La leggendaria Via dell’Incenso è una rotta commerciale di oltre 2000 anni fa.
A quel tempo, senza mezzi di trasporto, strade o mappe, lunghe carovane di cammelli attraversavano difficili percorsi infestati da ladri, predatori ed ogni genere di ostacolo. I beni preziosi percorrevano la via che aveva inizio nello Yemen ad Est, incrociava il Sud dell’Arabia e la Giordania per avere il suo termine in Israele nel porto di Gaza dove i preziosi beni venivano caricate sulle navi mercantili dirette in Europa. Qui le donne dell’Impero Romano potevano usufruire di quei profumi di incenso e di mirto o di quelle essenze speziate con fiori orientali utilizzano anche il sale per la cucina e la conservazione dei cibi.
Circa 6 mesi erano necessari per percorre tutti i 2.400 km della via dell’Incenso. Le carovane di cammelli trasportavano lentamente migliaia di persone con ben 56 luoghi di sosta e di ristoro per uomini ed animali e di raccolta delle forze per i giorni successivi.
La via dell’incenso si estende in Israele per 150 km. All’interno del Negev è ancora possibile visitare resti del percorso e molti sono i viaggiatori che hanno iniziato ad esplorare il deserto tentando anche di seguire lo stile di vita dei maestri del deserto.
Alcuni dei luoghi di sosta iniziano con l’Arava’s Moa sul confine giordano dove si trovano i resti di una locanda, un posto di guardia, intorno alla quale sono ancora evidenti la resa agricola del terreno, caverne, magazzini ed un acquedotto.
Da qui, la rotta continua a Nordovest verso Mamshit, una grande città le cui impressionanti rovine includono una locanda, chiese, antiche terme con piscine ed altre strutture che raccolgono acqua piovana.

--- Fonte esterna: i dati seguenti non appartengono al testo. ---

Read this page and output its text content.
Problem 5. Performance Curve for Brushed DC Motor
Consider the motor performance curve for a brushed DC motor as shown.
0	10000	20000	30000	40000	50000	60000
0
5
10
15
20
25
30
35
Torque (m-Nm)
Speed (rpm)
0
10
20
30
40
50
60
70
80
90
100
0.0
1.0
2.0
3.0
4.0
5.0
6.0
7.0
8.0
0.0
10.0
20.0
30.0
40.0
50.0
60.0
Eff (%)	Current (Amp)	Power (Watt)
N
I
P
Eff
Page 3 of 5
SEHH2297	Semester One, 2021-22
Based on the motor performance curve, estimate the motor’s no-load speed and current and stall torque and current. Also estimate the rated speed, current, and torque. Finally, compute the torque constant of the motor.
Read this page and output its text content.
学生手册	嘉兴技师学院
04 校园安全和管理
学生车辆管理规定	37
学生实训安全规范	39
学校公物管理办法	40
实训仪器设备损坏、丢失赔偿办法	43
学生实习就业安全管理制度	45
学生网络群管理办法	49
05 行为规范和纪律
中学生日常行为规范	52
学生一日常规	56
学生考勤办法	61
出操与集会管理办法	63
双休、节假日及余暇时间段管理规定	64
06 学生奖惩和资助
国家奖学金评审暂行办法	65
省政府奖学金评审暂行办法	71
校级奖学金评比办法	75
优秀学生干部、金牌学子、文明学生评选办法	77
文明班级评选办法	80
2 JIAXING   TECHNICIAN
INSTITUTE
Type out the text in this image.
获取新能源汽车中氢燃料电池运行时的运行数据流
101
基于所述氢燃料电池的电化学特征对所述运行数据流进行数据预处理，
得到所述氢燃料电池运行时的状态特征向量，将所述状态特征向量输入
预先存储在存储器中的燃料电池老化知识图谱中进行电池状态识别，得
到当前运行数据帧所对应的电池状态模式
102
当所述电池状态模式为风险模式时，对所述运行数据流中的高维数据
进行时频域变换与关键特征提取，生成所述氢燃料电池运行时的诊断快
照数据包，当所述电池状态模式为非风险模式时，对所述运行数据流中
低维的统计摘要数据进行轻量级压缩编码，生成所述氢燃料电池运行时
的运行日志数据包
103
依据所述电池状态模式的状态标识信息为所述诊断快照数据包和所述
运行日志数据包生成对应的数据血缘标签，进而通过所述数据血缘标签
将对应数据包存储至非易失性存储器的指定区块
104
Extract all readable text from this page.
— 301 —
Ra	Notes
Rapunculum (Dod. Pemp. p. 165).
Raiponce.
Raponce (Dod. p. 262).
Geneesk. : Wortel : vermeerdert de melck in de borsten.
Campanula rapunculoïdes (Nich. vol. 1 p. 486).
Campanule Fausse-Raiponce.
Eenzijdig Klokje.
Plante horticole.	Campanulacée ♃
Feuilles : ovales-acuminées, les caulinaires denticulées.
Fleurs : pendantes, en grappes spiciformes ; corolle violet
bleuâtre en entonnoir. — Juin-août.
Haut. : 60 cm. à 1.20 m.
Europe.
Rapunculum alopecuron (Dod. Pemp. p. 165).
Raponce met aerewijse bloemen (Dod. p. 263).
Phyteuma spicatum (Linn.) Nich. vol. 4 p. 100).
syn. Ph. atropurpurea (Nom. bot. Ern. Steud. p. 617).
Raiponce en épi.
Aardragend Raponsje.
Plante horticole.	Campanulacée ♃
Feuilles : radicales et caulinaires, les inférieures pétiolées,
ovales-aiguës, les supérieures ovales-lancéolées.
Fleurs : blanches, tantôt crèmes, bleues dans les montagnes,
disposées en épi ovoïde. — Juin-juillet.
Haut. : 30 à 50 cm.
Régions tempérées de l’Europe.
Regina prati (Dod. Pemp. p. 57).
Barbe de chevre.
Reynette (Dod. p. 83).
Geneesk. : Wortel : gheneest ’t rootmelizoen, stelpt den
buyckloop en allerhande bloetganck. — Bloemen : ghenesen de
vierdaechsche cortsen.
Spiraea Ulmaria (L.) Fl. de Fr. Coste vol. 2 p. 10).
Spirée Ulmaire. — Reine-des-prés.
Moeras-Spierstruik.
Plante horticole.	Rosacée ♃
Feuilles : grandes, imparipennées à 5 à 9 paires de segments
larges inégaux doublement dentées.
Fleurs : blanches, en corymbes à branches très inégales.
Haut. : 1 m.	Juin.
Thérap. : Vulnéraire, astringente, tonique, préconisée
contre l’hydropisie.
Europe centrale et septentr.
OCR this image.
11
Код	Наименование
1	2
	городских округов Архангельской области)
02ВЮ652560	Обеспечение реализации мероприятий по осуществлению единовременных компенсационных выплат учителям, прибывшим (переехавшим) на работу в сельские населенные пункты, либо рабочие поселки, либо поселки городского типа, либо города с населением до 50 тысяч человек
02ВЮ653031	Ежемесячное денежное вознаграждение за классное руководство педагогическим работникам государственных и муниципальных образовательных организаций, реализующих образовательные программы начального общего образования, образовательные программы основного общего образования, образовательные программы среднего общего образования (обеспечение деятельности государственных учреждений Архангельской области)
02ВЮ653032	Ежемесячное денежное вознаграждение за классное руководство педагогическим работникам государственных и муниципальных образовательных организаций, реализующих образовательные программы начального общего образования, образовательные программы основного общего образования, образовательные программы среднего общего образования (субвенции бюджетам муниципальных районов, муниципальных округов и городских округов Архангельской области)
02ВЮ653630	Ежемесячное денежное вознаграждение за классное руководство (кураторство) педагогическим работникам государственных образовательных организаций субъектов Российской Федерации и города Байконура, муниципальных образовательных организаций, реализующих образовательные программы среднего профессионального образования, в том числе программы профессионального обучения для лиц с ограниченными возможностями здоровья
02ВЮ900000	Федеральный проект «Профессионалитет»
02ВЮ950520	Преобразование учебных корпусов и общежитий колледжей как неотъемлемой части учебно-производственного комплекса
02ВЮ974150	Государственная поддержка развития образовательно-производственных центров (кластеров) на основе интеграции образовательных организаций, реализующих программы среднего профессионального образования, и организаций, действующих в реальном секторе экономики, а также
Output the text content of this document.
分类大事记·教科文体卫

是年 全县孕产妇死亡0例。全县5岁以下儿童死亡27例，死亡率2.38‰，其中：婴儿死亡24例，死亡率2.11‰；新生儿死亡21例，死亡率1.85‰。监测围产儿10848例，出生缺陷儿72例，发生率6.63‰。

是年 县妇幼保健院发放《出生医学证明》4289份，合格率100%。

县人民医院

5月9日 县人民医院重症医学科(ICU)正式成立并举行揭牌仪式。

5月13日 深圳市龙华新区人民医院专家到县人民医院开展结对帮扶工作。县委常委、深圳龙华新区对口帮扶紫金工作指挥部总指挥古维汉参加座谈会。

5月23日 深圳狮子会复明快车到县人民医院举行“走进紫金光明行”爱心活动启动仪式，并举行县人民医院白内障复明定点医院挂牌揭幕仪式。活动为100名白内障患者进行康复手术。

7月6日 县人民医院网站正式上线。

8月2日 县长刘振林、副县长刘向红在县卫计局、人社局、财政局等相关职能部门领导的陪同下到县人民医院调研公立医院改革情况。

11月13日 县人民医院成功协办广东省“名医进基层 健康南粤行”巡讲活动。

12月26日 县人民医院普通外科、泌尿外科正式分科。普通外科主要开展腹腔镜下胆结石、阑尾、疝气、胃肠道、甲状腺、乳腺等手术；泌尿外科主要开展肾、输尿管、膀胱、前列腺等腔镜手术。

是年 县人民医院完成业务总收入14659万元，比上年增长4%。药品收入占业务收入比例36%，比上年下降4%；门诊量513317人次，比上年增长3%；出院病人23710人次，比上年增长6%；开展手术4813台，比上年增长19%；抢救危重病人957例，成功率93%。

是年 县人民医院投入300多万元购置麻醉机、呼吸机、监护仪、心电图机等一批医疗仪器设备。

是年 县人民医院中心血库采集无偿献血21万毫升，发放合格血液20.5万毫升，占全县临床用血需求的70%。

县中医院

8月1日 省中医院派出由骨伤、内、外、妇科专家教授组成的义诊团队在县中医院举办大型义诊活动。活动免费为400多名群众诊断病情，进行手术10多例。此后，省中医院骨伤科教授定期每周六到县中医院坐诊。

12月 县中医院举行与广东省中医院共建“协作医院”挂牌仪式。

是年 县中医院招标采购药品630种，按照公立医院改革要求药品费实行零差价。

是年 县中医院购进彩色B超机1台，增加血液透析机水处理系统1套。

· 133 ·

La successive sosta è presso la città di Ovdat collocata sulla cima di una collina. Qui si trovano i resti di una fortezza, chiese, un frantoio, un laboratorio per la ceramica, abitazioni, terme e perfino esempi di sepolture in grotte.
La carovana si recava da Ovdat a Shivta, una piccola città con un sistema idrico molto ben sviluppato, piscine, un frantoio ed alcune chiese. La sosta successiva era Halutsa i cui resti di un teatro e di una chiesa sono ancora visibili: da qui la carovana partiva alla volta di Gaza.
Altri luoghi si sosta di minor importanza erano collocati lungo la via: Kasra, Nekarot, Makhmal e Grafon così come l’ulteriore locanda di Ein-Saharonim di cui ancora sono visibili un cortile circondato da officine e le terme.
Lungo la via vi sono cisterne, torri di vedetta, luoghi per la ritualità, terme e pietre miliari che segnano il percorso.
Moa, Mamshit, Ovdat, Shivta and Haluza così come Ein-Saharonim sono tutti siti accessibili con ogni tipo di veicolo.
La rotta all’interno del deserto è percorribile solo con jeep, sebbene i ciclisti e coloro che compiono percorsi a piedi possono ben fruire di questo affascinante percorso.
Nel 2005 l’UNESCO ha inserito la Via dell’Incenso tra i siti riconosciuti come patrimonio dell’umanità ed Israele invita a percorrerla alla scoperta delle testimonianze della vita dei nomadi, alla scoperta delle straordinarie e splendide storie the hanno lasciato una silenziosa testimonianza di un periodo tumultuoso.